Feeding wild animals is never a good idea for backpackers and campers; not only is the practice often unhealthy for the animals from a nutritive standpoint, but it tends to promote tense confrontations. Bears, catholic in their diet and enormously powerful, can become dangerous if they associate human beings with low-effort meals. Backpackers, who more than any other outdoor recreationists may be penetrating remote, heavily-used bear country, should never feed ursids --- and that means not only withholding scraps from begging animals but also keeping a clean camp and securing stored supplies.
Bears are rigorously omnivorous --- most species will munch on anything from pine nuts and grubs to big ungulates and carrion. Grizzly and black bears construct their active season --- most retreat to dens for the winter --- around the availability schedule of their favored foods, and are intelligent enough to quickly incorporate a new nutrition source to their wide-ranging rounds. Bears in heavily-used back-country, like parts of the Boundary Waters wilderness in Minnesota, will frequent summer campsites in the expectation of hand-outs or scavenged goods if careless campers have engendered such a tradition.
Bears that do associate campsites with easily acquired food are inevitably going to lose some of their ingrained fear of people. This happens with many species, from squirrels to coyotes --- but when it's a 400-pound-plus bruin with powerful jaws and swiping paws, it's a whole different proposition. According to leading ursine authority Stephen Herrero (author of Bear Attacks: Their Causes and Avoidance), many of the black and grizzly bears implicated in attacks on humans in North America are animals habituated to people because of hand-outs (less common than in the early- and mid-20th century) or scavenging food and garbage from sloppy camps and waste sites.
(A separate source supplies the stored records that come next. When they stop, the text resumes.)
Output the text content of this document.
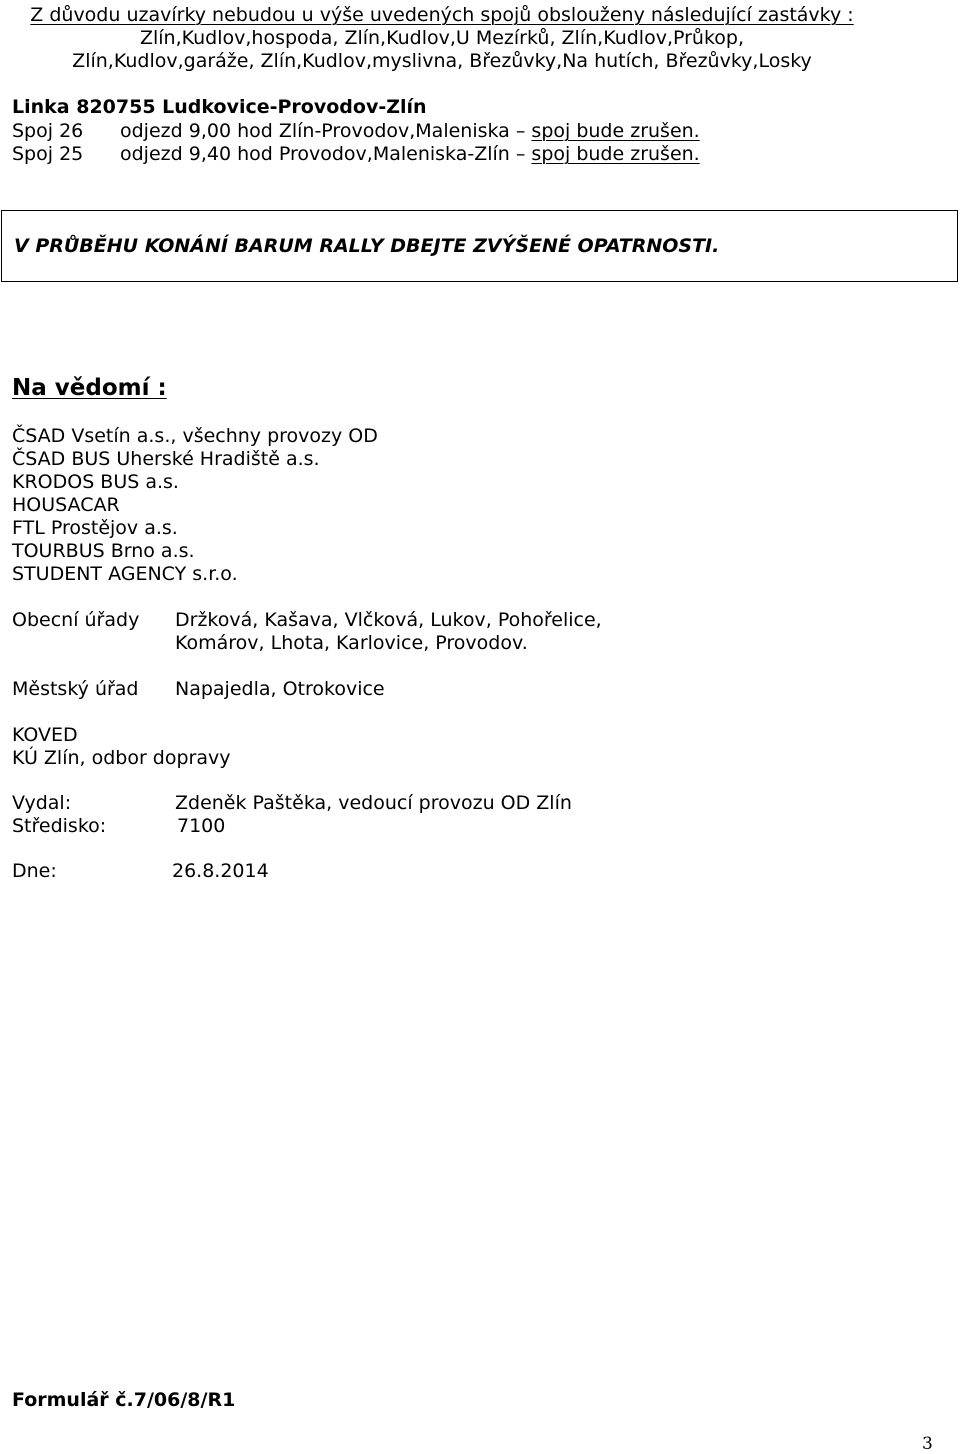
Z důvodu uzavírky nebudou u výše uvedených spojů obslouženy následující zastávky :
Zlín,Kudlov,hospoda, Zlín,Kudlov,U Mezírků, Zlín,Kudlov,Průkop,
Zlín,Kudlov,garáže, Zlín,Kudlov,myslivna, Březůvky,Na hutích, Březůvky,Losky
Linka 820755 Ludkovice-Provodov-Zlín
Spoj 26 odjezd 9,00 hod Zlín-Provodov,Maleniska – spoj bude zrušen.
Spoj 25 odjezd 9,40 hod Provodov,Maleniska-Zlín – spoj bude zrušen.
V PRŮBĚHU KONÁNÍ BARUM RALLY DBEJTE ZVÝŠENÉ OPATRNOSTI.
Na vědomí :
ČSAD Vsetín a.s., všechny provozy OD
ČSAD BUS Uherské Hradiště a.s.
KRODOS BUS a.s.
HOUSACAR
FTL Prostějov a.s.
TOURBUS Brno a.s.
STUDENT AGENCY s.r.o.
Obecní úřady Držková, Kašava, Vlčková, Lukov, Pohořelice,
Komárov, Lhota, Karlovice, Provodov.
Městský úřad Napajedla, Otrokovice
KOVED
KÚ Zlín, odbor dopravy
Vydal:	Zdeněk Paštěka, vedoucí provozu OD Zlín
Středisko:	7100
Dne:	26.8.2014
Formulář č.7/06/8/R1
3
Avoiding A Dangerous Precedent
You may place yourself in danger by feeding bears directly or indirectly around your back-country campsite --- but you also threaten those backpackers coming after you, who may encounter such habituated animals. Be respectful of your fellow campers, your environment, and the bears themselves by properly preparing and storing food in the wilds: Try to cook and eat away from your sleeping area, keep a clean wilderness kitchen, and stash food supplies with rope on upper tree branches some distance from your tent.